First-Gen AMD Vega Chipsets in Google Stadia?

It looks like the GPUs used by Google's Stadia servers will be the first-generation AMD Vega GPU. At least that is what we know from information published by Khronos, who is responsible for the development of the Vulcan API.

First-Gen AMD Vega Chipsets in Google Stadia? - picture #1
It seems that the first generation Vega chipsets will be responsible for the graphics in Google Stadia.

When Google officially launched Stadia, its own cloud gaming platform, there was a lot of speculation about the components the servers will be equipped with. The technical specifications provided by Google were very ambiguous. At the moment, everything seems to indicate that Intel processors (probably quad-core Xeons) will be used, and the image will be generated by a custom AMD graphics card with 56 computing units and HBM2 memory.

What will AMD deliver?

March's Google Stadia presentation date raised more questions than answers about the GPUs, as AMD introduced its first 7nm gaming GPU (Radeon VII) in January this year. It seems, however, that this model will not be used.

Khronos, the organization responsible for developing the Vulkan API, has recently added Google Stadia to the list of products supporting the standard, and the description of the layout included the following information: "Google Games Platform Gen 1 (AMD GCN 1.5)". This means that Google will use version 1.5 of AMD Graphics Core Next (GCN).
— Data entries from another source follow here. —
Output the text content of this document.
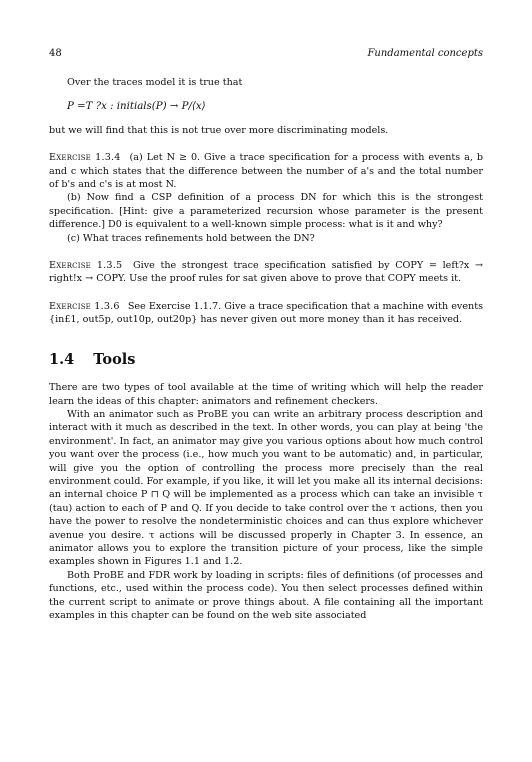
48	Fundamental concepts

Over the traces model it is true that

P =T ?x : initials(P) → P/⟨x⟩

but we will find that this is not true over more discriminating models.

Exercise 1.3.4 (a) Let N ≥ 0. Give a trace specification for a process with events a, b and c which states that the difference between the number of a's and the total number of b's and c's is at most N.

(b) Now find a CSP definition of a process DN for which this is the strongest specification. [Hint: give a parameterized recursion whose parameter is the present difference.] D0 is equivalent to a well-known simple process: what is it and why?

(c) What traces refinements hold between the DN?

Exercise 1.3.5 Give the strongest trace specification satisfied by COPY = left?x → right!x → COPY. Use the proof rules for sat given above to prove that COPY meets it.

Exercise 1.3.6 See Exercise 1.1.7. Give a trace specification that a machine with events {in£1, out5p, out10p, out20p} has never given out more money than it has received.

1.4 Tools

There are two types of tool available at the time of writing which will help the reader learn the ideas of this chapter: animators and refinement checkers.

With an animator such as ProBE you can write an arbitrary process description and interact with it much as described in the text. In other words, you can play at being 'the environment'. In fact, an animator may give you various options about how much control you want over the process (i.e., how much you want to be automatic) and, in particular, will give you the option of controlling the process more precisely than the real environment could. For example, if you like, it will let you make all its internal decisions: an internal choice P ⊓ Q will be implemented as a process which can take an invisible τ (tau) action to each of P and Q. If you decide to take control over the τ actions, then you have the power to resolve the nondeterministic choices and can thus explore whichever avenue you desire. τ actions will be discussed properly in Chapter 3. In essence, an animator allows you to explore the transition picture of your process, like the simple examples shown in Figures 1.1 and 1.2.

Both ProBE and FDR work by loading in scripts: files of definitions (of processes and functions, etc., used within the process code). You then select processes defined within the current script to animate or prove things about. A file containing all the important examples in this chapter can be found on the web site associated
The first generation of this standard was marked 1.0, and the newest one with the number 1.5.1 and includes Vega cards manufactured in 7 nm technology. As we can see, Google uses generation 1.5, not generation 1.5.1.

First gen Vega

GCN 1.5 is the architecture used by the first generation of Vega chips manufactured in the 14 nm process and includes all products in the industry that are not manufactured in the 7 nm process. Therefore, it is suggested that Google servers will use the same GPU as Vega 56, but combined with more efficient memory with a bandwidth of 484 GB/s, equal to the bandwidth of Vega 64.

Google has also announced that the graphics used by the Stadia will have 16 GB of RAM. Looking at its bandwidth, we can guess that it will be a combination of 8 GB HBM2 VRAM and 8 GB of RAM available from the motherboard. If the entire sixteen-gigabyte memory were in fact type HBM2, we could expect the bandwidth to be close to 1 TB/s.

Therefore, it seems that Google, at least for the time being, will not use AMD chipsets manufactured in the 7 nm process. On the other hand, in purely business terms, the use of proven systems is an opportunity for AMD to extend the life cycle of Generation 1.5 and make extra money from it. It is expected, however, that Google Stadia will evolve and in the future servers may host AMD Navi systems manufactured in the 7 nm process.